3 Silbergroschen, Ausgabe Mitte 1851 für Post über 20 Meilen,

beide Marken haben als Wasserzeichen einen Lorbeerkranz.

 

 

Nach der Flurbereinigung der preußischen Post im Jahre 1850 wurde die Post in Waltrop der OPD Münster unterstellt. Waltrop bekam den Status einer Postexpedition II und war auch Posthalterei. Es wurde der preußische Vierringstempel „1575“ zugeteilt (siehe Abbildung). Bezüglich der Einführung der preußischen Nummernstempel verweise ich auf meine Ausführungen unter "Ahsen".

 

 

 

Preußen Freimarkenausgaben 1 Sgr. von 1861 und 2x3Pfg. vom 1. April 1865,

Adlerzeichnung im Achteck auf unbeschriebenem Briefstück, entwertet mit Rahmenstempel Waltrop (ohne Jahr).

Portostufe für Briefe bis 10 preußische Meilen (1 Sgr.) und 6 Pfg. Bestellgeld im Ortsbestellbezirk.

 

 

Auch während des Norddeutschen Postbezirkes verblieb es bei einer Postexpedition II für Waltrop. Im Kaiserreich wurde aus der kaiserlichen Postagentur auf Grund des gewachsenen Postaufkommens erst ein Postamt III., dann II. Klasse. Mit der Bahnpost kam Waltrop erst im Jahre 1905 mit Einrichtung der Strecke Hamm - Oberhausen (Hamm Osterfelder Eisenbahn) in Berührung.

 

 

  

 

 Paketbegleitbrief für ein Paket mit 90 Reichstalern Inhalt an den Amtmann

der Stadtsparkasse Recklinghausen, Herrn Reiff wohlgeboren Recklinghausen.

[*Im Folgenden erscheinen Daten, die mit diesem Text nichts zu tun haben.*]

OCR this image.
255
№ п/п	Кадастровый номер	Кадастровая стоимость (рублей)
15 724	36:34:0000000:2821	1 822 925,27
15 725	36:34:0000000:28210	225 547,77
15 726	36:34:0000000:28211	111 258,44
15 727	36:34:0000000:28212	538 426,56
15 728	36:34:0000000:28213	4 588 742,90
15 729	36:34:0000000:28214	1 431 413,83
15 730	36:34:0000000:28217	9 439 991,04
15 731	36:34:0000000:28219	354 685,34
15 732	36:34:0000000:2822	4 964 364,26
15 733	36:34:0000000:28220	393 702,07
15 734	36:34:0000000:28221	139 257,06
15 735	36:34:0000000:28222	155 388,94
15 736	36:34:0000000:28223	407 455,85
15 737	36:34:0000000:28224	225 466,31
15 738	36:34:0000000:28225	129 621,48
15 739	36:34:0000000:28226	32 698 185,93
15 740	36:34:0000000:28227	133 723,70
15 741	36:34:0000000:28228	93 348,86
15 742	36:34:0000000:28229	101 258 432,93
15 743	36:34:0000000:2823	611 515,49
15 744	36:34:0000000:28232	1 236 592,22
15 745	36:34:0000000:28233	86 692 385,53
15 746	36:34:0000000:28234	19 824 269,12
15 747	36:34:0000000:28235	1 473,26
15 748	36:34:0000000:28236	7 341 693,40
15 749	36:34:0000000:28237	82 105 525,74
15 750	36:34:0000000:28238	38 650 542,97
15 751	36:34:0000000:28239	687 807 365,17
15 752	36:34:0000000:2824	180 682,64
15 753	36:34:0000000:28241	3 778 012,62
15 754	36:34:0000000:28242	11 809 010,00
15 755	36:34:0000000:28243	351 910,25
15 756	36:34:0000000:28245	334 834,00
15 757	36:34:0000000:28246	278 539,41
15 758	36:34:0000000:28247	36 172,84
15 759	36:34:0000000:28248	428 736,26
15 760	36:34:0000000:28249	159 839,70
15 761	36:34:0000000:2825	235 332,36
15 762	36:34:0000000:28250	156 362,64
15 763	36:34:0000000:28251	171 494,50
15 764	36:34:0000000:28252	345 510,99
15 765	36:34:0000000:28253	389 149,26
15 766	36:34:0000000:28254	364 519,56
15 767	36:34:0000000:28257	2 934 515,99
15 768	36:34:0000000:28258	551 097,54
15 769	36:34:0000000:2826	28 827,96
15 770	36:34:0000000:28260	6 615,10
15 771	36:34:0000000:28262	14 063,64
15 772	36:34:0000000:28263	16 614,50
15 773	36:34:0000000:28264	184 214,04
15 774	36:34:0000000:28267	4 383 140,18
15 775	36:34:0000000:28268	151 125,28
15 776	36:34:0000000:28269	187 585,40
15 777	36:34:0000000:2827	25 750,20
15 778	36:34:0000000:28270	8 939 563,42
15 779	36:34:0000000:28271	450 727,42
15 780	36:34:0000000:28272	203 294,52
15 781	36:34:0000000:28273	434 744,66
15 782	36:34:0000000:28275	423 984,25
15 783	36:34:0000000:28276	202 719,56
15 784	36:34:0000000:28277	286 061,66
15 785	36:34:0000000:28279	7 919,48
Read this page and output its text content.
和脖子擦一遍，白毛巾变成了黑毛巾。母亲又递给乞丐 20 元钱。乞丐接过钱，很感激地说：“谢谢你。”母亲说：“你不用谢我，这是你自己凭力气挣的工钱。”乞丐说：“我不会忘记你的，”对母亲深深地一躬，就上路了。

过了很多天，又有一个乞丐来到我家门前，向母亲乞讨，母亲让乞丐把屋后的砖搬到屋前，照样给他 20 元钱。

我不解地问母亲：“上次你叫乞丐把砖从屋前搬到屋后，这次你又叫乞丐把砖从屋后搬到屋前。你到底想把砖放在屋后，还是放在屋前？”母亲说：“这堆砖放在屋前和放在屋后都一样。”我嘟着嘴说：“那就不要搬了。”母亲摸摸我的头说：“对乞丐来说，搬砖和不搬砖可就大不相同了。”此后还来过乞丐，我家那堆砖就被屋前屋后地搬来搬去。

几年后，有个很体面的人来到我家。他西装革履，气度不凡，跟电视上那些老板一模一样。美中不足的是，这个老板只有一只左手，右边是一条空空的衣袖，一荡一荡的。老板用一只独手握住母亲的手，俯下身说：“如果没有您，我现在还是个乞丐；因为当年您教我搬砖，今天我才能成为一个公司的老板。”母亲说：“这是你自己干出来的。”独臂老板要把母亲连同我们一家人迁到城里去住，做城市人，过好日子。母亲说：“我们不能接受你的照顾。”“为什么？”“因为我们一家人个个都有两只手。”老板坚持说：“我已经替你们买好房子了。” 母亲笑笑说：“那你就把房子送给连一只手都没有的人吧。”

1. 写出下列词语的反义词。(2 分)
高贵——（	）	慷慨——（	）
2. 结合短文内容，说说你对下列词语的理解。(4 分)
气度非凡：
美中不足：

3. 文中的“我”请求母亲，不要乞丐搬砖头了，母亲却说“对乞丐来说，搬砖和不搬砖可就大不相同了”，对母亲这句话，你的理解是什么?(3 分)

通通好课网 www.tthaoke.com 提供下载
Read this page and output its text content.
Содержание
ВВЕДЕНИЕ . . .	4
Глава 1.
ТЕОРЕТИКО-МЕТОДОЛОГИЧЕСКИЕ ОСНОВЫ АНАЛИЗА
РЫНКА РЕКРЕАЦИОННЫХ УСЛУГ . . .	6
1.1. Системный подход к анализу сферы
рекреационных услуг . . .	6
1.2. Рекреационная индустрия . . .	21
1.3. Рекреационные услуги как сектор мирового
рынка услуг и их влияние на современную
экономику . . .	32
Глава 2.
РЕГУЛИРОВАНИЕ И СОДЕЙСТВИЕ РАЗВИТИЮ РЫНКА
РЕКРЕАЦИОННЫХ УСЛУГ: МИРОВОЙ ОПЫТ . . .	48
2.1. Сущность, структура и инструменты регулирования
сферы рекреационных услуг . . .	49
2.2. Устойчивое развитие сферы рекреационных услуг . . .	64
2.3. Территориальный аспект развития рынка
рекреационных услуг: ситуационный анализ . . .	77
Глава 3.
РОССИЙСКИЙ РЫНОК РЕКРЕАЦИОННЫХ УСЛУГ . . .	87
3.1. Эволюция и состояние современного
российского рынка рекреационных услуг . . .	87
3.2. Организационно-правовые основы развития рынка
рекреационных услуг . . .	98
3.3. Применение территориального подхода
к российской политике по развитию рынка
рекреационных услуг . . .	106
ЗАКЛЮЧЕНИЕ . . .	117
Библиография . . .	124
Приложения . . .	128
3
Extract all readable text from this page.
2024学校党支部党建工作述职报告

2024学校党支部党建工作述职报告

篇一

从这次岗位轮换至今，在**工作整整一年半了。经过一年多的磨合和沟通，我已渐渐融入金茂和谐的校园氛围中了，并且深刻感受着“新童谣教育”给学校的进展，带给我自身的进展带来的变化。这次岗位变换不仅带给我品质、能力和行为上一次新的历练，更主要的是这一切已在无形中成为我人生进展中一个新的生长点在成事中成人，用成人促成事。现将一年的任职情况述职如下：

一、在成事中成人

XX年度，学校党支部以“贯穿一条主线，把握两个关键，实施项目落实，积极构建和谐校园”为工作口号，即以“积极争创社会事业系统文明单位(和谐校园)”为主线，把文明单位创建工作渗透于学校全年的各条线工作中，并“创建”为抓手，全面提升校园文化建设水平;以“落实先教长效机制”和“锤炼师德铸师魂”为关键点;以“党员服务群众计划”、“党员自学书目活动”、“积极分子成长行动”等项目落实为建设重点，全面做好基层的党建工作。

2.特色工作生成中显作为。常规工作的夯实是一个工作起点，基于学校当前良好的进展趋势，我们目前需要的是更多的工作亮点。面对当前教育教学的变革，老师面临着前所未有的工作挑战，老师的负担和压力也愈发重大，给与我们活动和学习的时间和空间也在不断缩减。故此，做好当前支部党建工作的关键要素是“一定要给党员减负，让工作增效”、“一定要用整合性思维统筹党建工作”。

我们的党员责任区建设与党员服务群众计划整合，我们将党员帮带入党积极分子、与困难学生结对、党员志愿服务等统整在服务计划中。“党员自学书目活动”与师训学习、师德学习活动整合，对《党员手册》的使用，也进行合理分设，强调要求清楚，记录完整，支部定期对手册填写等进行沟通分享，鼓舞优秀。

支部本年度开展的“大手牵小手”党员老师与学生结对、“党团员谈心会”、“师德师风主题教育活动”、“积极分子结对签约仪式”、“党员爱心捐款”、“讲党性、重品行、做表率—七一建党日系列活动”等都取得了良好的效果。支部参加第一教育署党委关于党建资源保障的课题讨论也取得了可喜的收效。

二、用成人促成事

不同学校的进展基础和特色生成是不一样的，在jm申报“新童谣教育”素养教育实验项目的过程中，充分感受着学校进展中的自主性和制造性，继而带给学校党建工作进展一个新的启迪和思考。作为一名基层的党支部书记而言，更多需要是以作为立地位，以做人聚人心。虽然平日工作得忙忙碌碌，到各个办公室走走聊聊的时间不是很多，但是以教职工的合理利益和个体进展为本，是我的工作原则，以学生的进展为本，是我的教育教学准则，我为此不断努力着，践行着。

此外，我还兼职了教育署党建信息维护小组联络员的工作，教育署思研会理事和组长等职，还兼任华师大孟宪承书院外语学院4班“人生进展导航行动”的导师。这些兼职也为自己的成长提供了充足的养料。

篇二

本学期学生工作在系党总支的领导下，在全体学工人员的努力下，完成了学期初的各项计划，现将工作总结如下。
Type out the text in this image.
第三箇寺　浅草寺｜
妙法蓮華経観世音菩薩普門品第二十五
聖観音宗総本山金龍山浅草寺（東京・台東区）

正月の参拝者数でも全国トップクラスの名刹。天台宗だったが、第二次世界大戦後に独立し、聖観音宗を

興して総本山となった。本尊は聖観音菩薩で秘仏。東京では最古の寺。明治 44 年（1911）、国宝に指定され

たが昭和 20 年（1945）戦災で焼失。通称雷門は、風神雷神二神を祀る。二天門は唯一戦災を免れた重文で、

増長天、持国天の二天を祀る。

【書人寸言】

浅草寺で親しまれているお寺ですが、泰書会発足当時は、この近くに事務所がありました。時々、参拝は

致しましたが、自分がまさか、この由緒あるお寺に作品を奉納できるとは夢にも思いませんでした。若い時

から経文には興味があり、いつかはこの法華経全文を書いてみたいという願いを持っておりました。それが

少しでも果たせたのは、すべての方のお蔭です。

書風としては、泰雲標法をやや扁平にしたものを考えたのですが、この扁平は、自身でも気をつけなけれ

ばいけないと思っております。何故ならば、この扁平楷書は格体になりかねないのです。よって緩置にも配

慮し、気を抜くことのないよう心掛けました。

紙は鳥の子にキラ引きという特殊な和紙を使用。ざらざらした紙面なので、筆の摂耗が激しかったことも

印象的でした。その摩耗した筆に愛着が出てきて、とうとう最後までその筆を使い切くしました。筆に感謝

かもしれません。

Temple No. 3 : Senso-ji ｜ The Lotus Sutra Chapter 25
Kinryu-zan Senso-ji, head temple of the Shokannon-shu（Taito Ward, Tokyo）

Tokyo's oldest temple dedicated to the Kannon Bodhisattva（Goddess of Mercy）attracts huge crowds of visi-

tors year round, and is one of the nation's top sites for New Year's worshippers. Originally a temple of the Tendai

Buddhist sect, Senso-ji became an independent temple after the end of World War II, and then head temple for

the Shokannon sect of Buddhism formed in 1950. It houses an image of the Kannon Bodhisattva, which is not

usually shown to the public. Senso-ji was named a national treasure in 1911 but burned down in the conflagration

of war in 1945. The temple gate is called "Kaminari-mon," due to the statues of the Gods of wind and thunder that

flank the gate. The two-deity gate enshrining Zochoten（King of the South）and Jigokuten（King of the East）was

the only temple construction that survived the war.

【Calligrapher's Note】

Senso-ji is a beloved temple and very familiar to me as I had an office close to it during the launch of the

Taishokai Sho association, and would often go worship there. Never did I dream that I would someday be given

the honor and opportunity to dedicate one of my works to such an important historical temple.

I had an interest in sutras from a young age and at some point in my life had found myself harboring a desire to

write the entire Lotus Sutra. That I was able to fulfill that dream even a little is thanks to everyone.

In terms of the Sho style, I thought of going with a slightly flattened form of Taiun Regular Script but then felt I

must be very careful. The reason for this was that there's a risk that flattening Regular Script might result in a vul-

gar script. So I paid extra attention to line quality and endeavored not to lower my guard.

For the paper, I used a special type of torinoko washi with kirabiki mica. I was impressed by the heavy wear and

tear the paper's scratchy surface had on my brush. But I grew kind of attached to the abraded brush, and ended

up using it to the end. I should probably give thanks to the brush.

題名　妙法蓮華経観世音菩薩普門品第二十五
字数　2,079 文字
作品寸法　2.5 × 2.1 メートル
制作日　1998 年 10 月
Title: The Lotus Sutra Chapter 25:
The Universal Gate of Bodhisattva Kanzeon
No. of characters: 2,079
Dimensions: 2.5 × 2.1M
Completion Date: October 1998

Der Brief stammt aus der  Zeit  zwischen dem 1. Juni 1872 und dem 31. Dezember 1874,

denn die Thalerwährung  (1 Thaler = 30 Groschen) galt für den nördlichen Teil

des Reiches bis 31. Dez. 1874. Frankiert ist der Brief mit

Freimarken der Ausgabe „Großer Brutschild“ 1872. Laut Siegel (s. Abb.)

auf der Rückseite war der Absender die Kirchengemeinde Waltrop.

 

 

 

Das Posthandbuch von 1878 sagt folgendes über Waltrop aus:

Waltrop.  Dorf. Der aus lehmhaltigen Sande bestehende Boden ist im allgemeinen fruchtbar. Die 1343 katholischen Einwohner treiben Ackerbau und Viehzucht. Rektoratsschule.

 

Die Zeit ist auch an Waltrop nicht vorbeigelaufen. U.a. zwei Weltkriege haben die Stadt geschliffen. Sie hat sich dennoch weiterentwickelt. In Waltrop gibt es immer noch eine "Post", keine staatliche mehr, aber deren Nachläufer. Dafür können die Besucher aber vier technisch ausgefeilte Schiffshebewerke bestaunen.